Elle pourrait devenir un cas d’école juridique. L’assignation en référé expertise déposée par la métropole de Lyon à l’encontre des géants de la chimie Arkema et Daikin a été plaidée le 28 mai au tribunal judiciaire. Du côté des plaignants : la collectivité pilotée par les écologistes depuis 2020, dont dépend la régie de l’eau (devenue publique au 1er janvier 2023), et le syndicat mixte d’eau potable Rhône‐Sud. Ce trio doit gérer les conséquences de la découverte sur leur territoire d’une pollution massive aux PFAS. Ces «polluants éternels», des substances per- et polyfluoroalkylées, ne se dégradent pas dans la nature. Employés dans une multitude de produits, ils ont été retrouvés en quantités démesurées dans l’eau, les sols et l’air de la vallée de la chimie, au sud de Lyon. Du côté des mis en cause : les industriels Arkema et Daikin, qui ont utilisé durant des décennies cette famille de molécules, que le corps humain peut accumuler. Leur responsabilité exacte reste à établir dans cette contamination qui touche près de 200 000 personnes en aval du Rhône.
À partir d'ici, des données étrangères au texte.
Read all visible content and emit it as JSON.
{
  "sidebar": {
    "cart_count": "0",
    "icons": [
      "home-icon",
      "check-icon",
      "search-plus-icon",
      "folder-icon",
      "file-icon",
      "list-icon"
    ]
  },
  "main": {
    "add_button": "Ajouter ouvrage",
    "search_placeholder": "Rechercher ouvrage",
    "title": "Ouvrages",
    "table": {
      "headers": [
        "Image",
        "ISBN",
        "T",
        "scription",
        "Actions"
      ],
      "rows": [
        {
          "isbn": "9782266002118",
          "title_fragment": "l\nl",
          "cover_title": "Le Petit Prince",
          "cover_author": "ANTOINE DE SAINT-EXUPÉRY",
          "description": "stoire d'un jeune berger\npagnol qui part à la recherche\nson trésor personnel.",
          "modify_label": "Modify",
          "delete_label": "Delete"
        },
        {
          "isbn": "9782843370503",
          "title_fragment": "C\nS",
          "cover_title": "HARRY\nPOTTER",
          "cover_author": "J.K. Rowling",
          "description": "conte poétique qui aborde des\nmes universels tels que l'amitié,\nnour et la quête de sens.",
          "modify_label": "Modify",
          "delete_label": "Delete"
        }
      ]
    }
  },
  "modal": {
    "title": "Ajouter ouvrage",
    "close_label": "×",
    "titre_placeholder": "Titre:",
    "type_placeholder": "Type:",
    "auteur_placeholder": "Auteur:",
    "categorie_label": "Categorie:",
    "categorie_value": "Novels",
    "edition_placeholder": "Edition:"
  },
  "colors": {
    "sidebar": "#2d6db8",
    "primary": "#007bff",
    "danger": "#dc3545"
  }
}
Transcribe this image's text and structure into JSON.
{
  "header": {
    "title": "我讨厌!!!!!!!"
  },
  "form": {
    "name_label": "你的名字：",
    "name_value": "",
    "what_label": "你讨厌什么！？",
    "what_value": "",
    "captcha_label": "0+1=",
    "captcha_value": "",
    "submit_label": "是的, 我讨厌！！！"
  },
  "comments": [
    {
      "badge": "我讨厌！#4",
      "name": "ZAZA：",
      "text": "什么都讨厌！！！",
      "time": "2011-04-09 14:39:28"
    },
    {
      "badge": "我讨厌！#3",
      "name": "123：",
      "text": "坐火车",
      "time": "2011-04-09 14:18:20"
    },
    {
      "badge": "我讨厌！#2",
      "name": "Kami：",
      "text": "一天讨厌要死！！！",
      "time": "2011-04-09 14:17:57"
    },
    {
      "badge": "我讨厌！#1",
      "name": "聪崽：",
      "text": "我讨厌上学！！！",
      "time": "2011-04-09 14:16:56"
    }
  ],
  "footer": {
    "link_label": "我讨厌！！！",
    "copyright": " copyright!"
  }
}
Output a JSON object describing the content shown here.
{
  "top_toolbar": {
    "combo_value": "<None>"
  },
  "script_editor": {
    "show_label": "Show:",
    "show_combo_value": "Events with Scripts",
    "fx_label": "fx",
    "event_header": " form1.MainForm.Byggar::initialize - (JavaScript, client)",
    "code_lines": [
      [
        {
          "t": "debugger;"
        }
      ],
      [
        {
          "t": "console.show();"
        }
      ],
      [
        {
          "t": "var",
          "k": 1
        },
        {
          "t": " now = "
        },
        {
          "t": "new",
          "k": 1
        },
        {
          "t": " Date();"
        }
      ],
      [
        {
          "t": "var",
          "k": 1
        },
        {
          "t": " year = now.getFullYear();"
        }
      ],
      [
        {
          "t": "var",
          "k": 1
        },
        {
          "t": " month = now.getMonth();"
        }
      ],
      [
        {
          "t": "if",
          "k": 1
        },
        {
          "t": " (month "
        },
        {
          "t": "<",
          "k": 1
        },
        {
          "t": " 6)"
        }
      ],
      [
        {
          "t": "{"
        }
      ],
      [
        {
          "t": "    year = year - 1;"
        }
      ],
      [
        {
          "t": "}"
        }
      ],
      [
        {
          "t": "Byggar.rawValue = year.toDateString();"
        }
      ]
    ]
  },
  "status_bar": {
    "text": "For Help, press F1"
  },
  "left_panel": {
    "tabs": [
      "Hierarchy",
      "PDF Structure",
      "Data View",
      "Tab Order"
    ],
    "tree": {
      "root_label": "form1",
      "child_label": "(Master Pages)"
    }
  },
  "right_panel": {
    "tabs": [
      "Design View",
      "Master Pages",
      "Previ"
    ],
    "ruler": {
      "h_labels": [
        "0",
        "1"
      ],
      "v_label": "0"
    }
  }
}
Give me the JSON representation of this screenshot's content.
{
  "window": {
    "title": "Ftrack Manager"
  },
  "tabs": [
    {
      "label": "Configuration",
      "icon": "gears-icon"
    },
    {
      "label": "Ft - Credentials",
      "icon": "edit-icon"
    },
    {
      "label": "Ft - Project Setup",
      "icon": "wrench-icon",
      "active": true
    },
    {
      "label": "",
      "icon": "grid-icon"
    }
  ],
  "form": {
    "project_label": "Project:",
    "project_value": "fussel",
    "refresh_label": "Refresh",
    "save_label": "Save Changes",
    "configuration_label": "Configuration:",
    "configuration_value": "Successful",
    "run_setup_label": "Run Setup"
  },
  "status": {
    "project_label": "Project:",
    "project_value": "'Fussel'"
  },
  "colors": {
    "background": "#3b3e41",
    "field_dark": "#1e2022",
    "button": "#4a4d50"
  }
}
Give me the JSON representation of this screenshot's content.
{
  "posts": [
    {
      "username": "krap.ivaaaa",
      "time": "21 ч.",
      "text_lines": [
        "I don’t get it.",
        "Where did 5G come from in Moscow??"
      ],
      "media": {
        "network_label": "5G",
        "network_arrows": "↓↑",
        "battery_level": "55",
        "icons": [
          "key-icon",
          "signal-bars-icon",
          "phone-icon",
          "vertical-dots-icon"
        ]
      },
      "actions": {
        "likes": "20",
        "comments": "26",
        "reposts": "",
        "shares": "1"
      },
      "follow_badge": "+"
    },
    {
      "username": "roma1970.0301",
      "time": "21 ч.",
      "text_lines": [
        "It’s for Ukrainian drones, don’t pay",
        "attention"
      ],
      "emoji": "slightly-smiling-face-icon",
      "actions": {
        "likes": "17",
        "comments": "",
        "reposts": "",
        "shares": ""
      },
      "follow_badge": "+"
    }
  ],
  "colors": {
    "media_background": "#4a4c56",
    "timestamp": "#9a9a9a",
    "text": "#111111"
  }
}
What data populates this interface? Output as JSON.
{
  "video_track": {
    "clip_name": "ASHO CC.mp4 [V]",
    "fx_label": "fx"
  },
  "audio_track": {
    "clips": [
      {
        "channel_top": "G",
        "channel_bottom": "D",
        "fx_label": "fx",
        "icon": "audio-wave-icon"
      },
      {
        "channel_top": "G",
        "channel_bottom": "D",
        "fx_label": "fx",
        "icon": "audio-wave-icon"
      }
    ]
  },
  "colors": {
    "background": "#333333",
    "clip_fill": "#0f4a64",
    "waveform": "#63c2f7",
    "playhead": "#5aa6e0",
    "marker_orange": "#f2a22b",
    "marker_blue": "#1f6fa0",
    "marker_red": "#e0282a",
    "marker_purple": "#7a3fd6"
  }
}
La constitution d’un collège d’experts indépendants
Comment, pourquoi, depuis combien de temps et dans quelle mesure l’environnement, en particulier l’eau tirée du champ captant de Chasse-Ternay, a-t-il été touché par ces rejets néfastes ? «La métropole a l’obligation de mettre en place un plan d’action pour rétablir la qualité de l’eau, cette procédure civile vise à renforcer une action au fond ultérieure pour engager les responsabilités d’éventuels pollueurs», explique Me Quentin Untermaier, qui défend la métropole de Lyon. Elle réclame la constitution d’un collège d’experts indépendants – écologues, ingénieurs chimistes, hydrogéologues et hydrauliciens. Ce recours à des spécialistes est «assez fréquemment utilisé pour des litiges de la vie quotidienne», rappelle l’avocat. Mais son originalité, ici, réside dans le fait qu’il soit plaidé par «de grandes collectivités dans une affaire de pollution hors norme».
En attendant, «dès 2024, une filtration a été engagée», indique Bruno Bernard, président Les Ecologistes de la métropole de Lyon, qui estime entre 5 et 10 millions d’euros le montant des travaux nécessaires pour abaisser la concentration en PFAS relevée dans l’ensemble de son réseau d’eau potable en dessous du seuil de référence européen et en conformité avec les exigences de l’Agence régionale de santé. A cela, s’ajoutent des coûts de fonctionnement (le remplacement des charbons actifs) évalués à 300 000 euros par an de 2024 à 2026, et à 600 000 euros par an à partir de 2026. «On a demandé à Arkema de financer les études, la réparation, on a eu un refus, déplore Bruno Bernard. Il n’est pas question que les habitants paient plus cher leur eau.»
L’enquête scientifique prendrait «plusieurs mois, voire plusieurs années»
«Est-ce que ces collectivités vont devoir traiter les PFAS pendant un an, cinq ans, un siècle ? Ce ne sont pas les mêmes conséquences. A ce jour, la réponse des industriels a été un calcul sur un coin de table avec un tableau à trois colonnes, ce n’est pas à la hauteur de l’enjeu, de ce débat environnemental et de société», a tancé Me Untermaier lors de l’audience. Face à lui, les avocats d’Arkema et de Daikin ont tantôt nié, tantôt minoré le rôle de leurs clients, qui ne seraient «pas les méchants pollueurs», dixit Me Christophe Puel, pour Daikin. De concert, les industriels ont réclamé le rejet de la demande d’expertise, et à titre subsidiaire, son amplification à d’autres sources possibles d’émission de PFAS. Le délibéré a été fixé au 30 juillet. Si la justice tranche en faveur de la métropole, l’enquête scientifique prendrait «plusieurs mois, voire plusieurs années», souligne Me Untermaier, «ce serait un temps forcément long car les missions sont importantes». A la mesure des dégâts provoqués.